では壊れた転移陣はどのような変化をしたのだろうか。あの中に入ってみれば分るのだろうが、命がけの実験など出来ない。
それから暫くして、消えたと言われていた魔術師が突然森に現れた。
彼はボロボロで、言っていることが支離滅裂。
王都のトーマスマンと治癒師に見て貰っている。
1ヶ月もの間、何処へ消えていたのか。彼は偶々魔法袋を持っていたから、飢えはしのげていたようだが、色んな場所の話を脈絡も無くぼそぼそ言っているという。
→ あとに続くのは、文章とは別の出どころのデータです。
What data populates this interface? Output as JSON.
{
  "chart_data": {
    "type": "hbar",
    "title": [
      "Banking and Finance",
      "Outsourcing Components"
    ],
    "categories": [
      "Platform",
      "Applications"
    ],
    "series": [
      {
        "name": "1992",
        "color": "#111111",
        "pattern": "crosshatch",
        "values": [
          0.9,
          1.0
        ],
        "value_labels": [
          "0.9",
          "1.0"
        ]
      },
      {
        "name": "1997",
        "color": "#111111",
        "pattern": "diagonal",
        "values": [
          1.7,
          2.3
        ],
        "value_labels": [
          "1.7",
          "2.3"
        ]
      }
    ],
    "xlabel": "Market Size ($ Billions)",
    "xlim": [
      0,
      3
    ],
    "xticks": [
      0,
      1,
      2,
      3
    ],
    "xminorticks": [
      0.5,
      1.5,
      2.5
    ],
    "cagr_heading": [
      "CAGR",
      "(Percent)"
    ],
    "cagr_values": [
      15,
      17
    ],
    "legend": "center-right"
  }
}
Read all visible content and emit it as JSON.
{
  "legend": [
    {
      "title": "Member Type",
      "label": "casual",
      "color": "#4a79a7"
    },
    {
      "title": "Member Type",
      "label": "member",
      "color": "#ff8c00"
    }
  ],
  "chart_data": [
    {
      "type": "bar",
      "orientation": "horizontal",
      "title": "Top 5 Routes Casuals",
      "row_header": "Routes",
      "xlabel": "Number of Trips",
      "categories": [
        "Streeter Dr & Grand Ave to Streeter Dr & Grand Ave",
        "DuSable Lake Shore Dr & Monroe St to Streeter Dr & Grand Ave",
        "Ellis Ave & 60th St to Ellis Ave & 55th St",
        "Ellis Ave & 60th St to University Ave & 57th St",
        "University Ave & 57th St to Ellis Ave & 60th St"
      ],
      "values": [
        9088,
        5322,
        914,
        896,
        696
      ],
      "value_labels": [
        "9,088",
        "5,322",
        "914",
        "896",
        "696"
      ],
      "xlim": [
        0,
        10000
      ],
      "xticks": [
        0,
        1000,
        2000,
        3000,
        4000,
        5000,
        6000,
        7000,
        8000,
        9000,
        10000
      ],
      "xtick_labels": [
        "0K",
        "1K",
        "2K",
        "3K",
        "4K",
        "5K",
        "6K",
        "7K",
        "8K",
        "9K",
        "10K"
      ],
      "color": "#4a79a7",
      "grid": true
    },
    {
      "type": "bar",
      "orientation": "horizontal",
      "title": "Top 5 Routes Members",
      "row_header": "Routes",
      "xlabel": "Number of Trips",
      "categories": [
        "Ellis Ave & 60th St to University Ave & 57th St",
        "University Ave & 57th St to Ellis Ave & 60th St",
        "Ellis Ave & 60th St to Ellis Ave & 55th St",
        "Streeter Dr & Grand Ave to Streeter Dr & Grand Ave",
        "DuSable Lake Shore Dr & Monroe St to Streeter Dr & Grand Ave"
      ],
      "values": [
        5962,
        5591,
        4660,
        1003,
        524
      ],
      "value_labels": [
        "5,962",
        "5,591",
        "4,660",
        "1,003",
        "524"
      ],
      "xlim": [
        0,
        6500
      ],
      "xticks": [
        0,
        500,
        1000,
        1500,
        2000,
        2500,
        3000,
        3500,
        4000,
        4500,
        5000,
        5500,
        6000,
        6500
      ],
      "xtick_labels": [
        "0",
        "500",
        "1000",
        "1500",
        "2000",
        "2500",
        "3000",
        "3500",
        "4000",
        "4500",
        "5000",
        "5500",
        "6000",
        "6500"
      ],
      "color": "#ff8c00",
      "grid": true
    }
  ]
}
トーマスマンに話を聞きに行ったフランはその話を聞いて、もしやと思った。
大分落ち着きを取り戻してきた魔術師にもう一度詳しく話を聞いてみた。
「私は突然通路の中に取り残された。今まで、森だったところは、石の通路になって、行けども行けども先が見えなかった。その内扉が見えてきたので、その中に入ってみたら、魔獣がいた。それをなんとか倒すとまた通路があって気が狂いそうになった。そんなことを何度か繰り返して最後に開けた扉は、方々に通路が延びていた。それを根気よく抜けていって、やっと正解の扉を抜けたようだ。ここに帰ってこられたのだから。」
フランは、前世のゲームを思い出していた。「若しかして転移陣は迷宮になって仕舞ったのでは無いだろうか。」出口を見付ければ帰ってこられるのなら、試してみたい。入ってみたいと考えた。
この世界の人には想像できないかも知れないが、これは面白い物が出来たのでは無いだろうか。
この森には、めぼしい魔獣が居ないため素材は北の森から仕入れなければならないが、直ぐ近くで素材が取れたら、この街は面白い発展をするかも知れない。
サルトに話すと、顔を青くして、辞めろ!と言われてしまったが、
エステバルはどう言うだろう。一緒に冒険してくれないだろうか。
共に、家庭があるので、だめかも知れない。
だが、このままにしては置けない。どういう物か見て見ないことには対策が立てられないでは無いか。